This tool will review threads when certain trigger words are included, will pass the content of the post to an AI based tool for assessment against a number of trigger categories, and based on the assessment will flag for human moderation if deemed appropriate before it goes live on the site.
Given we have very very few people moderators, this gives the site a mechanism to try and apply some sensible moderation.
The categories moderation can cover are:
- Harassment
- Harassment/Threatening
- Sexual
- Hate
- Hate/Threatening
- Illegal
- Illegal/Violent
- Self Harm/Intent
- Self Harm/Instructional
- Self Harm
- Sexual/Minors
- Violence
- Violence/Graphic
We will initially set the threshold for intervention pretty high, and as stated it will only apply to posts that contain trigger words. There will inevitably be some fine tuning required as time goes on and feedback will be welcome as always.

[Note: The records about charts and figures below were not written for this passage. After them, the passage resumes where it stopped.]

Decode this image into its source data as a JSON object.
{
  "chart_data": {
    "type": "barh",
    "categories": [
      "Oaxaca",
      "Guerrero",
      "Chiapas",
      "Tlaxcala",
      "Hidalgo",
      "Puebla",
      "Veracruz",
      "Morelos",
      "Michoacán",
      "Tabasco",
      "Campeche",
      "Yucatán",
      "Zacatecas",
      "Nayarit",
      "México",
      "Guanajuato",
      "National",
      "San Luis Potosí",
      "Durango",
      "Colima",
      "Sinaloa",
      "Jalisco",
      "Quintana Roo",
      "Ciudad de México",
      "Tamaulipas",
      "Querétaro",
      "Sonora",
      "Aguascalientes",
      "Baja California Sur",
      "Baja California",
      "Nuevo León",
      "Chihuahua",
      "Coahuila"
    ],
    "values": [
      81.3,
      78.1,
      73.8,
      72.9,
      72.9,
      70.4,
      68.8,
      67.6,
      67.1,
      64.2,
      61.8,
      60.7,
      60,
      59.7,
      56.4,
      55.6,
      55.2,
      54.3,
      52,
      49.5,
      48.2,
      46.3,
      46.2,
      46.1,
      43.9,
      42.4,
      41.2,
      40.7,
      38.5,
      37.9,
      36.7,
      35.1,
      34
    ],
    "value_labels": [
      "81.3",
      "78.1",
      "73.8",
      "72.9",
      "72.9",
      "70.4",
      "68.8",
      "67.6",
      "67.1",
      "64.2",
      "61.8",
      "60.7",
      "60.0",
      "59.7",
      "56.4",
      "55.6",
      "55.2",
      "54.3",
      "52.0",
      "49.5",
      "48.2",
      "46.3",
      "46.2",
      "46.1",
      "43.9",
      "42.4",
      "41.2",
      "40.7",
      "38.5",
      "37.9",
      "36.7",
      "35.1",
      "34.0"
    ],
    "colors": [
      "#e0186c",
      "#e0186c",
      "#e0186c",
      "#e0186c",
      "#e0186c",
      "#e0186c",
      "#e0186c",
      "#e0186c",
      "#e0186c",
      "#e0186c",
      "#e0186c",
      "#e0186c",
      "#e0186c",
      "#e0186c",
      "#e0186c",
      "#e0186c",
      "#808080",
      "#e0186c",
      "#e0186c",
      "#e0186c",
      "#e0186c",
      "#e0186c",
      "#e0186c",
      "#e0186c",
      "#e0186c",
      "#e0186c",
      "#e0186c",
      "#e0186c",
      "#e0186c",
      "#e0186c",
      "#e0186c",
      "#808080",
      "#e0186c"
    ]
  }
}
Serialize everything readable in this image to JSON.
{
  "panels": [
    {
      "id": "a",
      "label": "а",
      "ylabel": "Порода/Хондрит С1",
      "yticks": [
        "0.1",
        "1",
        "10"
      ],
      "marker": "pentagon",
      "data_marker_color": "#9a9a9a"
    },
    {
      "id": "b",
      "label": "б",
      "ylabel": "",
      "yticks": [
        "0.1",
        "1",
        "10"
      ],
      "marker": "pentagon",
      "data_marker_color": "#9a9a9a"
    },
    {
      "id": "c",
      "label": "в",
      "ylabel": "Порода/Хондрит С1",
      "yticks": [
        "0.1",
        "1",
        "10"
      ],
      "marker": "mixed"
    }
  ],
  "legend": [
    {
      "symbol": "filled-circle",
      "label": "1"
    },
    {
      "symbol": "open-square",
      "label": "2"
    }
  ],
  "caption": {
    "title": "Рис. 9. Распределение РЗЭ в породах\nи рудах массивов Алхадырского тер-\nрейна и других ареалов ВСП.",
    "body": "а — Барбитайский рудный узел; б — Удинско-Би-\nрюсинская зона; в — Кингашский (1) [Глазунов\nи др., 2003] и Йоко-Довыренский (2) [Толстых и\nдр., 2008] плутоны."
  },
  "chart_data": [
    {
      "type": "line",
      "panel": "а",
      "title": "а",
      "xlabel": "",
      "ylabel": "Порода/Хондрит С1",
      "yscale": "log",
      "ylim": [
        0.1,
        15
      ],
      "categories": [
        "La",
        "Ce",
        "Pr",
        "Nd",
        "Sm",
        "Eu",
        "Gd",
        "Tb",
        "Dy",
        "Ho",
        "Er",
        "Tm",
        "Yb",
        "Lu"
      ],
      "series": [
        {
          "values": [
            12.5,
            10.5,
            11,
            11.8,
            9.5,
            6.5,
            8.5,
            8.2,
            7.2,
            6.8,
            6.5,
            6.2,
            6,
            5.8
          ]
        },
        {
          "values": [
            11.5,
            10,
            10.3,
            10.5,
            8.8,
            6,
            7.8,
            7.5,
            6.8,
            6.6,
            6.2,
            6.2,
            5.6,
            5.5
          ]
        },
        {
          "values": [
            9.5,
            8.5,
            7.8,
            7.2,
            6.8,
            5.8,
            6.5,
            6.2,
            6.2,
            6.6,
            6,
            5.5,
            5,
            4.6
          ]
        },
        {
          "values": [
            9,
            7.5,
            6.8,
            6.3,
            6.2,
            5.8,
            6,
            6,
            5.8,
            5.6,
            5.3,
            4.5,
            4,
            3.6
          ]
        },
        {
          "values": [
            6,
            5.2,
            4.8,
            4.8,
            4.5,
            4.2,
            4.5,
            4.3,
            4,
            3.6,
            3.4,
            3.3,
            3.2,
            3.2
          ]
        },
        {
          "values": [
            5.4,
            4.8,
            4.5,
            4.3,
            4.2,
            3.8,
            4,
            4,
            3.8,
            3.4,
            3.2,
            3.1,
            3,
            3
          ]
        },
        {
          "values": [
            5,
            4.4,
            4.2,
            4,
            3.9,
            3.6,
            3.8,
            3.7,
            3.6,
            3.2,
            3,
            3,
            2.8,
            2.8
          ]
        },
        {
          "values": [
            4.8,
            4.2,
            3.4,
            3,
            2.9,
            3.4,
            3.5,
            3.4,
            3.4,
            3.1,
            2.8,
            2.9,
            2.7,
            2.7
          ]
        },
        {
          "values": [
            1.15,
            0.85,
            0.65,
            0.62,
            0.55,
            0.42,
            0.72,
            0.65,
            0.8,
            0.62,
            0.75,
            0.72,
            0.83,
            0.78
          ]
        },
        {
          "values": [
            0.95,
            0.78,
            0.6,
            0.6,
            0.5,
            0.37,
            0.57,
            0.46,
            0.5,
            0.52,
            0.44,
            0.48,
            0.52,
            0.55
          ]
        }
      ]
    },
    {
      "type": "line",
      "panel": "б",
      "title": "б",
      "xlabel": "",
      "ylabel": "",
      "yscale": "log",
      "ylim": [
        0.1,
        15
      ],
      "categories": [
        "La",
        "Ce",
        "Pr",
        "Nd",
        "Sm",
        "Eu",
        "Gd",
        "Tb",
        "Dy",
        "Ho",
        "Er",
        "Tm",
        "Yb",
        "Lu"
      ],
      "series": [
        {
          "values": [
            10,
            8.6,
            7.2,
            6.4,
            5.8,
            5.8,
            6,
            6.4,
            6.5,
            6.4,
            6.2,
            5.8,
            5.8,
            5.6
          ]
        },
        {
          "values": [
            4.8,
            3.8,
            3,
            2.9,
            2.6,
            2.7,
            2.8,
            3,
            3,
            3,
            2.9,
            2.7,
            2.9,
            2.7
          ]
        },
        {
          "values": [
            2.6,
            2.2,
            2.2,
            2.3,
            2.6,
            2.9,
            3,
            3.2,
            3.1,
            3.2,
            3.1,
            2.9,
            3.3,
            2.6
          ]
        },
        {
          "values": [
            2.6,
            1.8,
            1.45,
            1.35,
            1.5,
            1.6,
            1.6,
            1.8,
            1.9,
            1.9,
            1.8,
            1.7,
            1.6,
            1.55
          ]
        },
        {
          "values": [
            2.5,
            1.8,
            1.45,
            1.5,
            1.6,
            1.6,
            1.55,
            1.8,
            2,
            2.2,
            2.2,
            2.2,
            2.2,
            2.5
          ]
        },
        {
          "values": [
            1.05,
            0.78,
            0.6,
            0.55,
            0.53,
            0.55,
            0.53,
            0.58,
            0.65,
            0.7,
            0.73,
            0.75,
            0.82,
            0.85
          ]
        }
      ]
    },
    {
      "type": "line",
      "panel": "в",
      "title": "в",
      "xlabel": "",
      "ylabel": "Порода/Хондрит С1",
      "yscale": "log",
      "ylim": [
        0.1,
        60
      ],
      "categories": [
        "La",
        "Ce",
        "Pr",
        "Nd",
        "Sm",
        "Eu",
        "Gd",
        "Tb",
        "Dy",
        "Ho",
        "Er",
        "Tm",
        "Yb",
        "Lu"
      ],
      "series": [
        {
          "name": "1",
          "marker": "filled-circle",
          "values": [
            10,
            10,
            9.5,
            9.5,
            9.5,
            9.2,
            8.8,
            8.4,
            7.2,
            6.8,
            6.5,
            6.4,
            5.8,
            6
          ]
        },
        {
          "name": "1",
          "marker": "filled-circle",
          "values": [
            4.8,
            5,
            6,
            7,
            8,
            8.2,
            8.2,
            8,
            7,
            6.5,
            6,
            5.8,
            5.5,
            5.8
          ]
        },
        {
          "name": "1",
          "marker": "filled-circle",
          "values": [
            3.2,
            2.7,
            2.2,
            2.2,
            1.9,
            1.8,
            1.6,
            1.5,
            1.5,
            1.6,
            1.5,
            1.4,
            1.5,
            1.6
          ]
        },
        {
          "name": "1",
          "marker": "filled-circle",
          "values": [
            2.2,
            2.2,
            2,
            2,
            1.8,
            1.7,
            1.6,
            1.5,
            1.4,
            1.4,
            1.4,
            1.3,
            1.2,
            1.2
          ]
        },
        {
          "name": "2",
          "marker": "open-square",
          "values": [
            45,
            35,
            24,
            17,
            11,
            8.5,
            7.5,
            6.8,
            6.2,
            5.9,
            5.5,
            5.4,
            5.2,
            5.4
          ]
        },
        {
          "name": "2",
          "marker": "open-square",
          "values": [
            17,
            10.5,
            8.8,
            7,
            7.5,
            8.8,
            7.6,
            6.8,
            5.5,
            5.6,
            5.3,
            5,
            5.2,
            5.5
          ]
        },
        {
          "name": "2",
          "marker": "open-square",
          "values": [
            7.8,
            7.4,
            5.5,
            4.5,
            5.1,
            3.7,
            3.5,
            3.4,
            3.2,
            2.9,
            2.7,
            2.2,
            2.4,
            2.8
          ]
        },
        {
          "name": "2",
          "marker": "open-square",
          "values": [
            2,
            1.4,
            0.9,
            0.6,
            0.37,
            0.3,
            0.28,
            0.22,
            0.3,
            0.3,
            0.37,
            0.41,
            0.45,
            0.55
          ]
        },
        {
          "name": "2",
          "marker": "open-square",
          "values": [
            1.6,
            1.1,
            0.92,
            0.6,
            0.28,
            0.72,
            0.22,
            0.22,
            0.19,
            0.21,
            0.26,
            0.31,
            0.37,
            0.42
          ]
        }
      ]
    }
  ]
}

If a poster posts something that the tool decides requires moderation (review by a site mod), you'll get a notification and it won't go live to the site until it gets reviewed and approved.
As always with WHO the goal is to be light touch...and before anyone asks, 'cսnt' will not be a trigger word.
There are also options for us to target all posts on certain threads or all posts by certain posters (though these won't be enabled at launch).
Hopefully this will be something that fills the gap of active moderation that is something we've struggled with for a while now.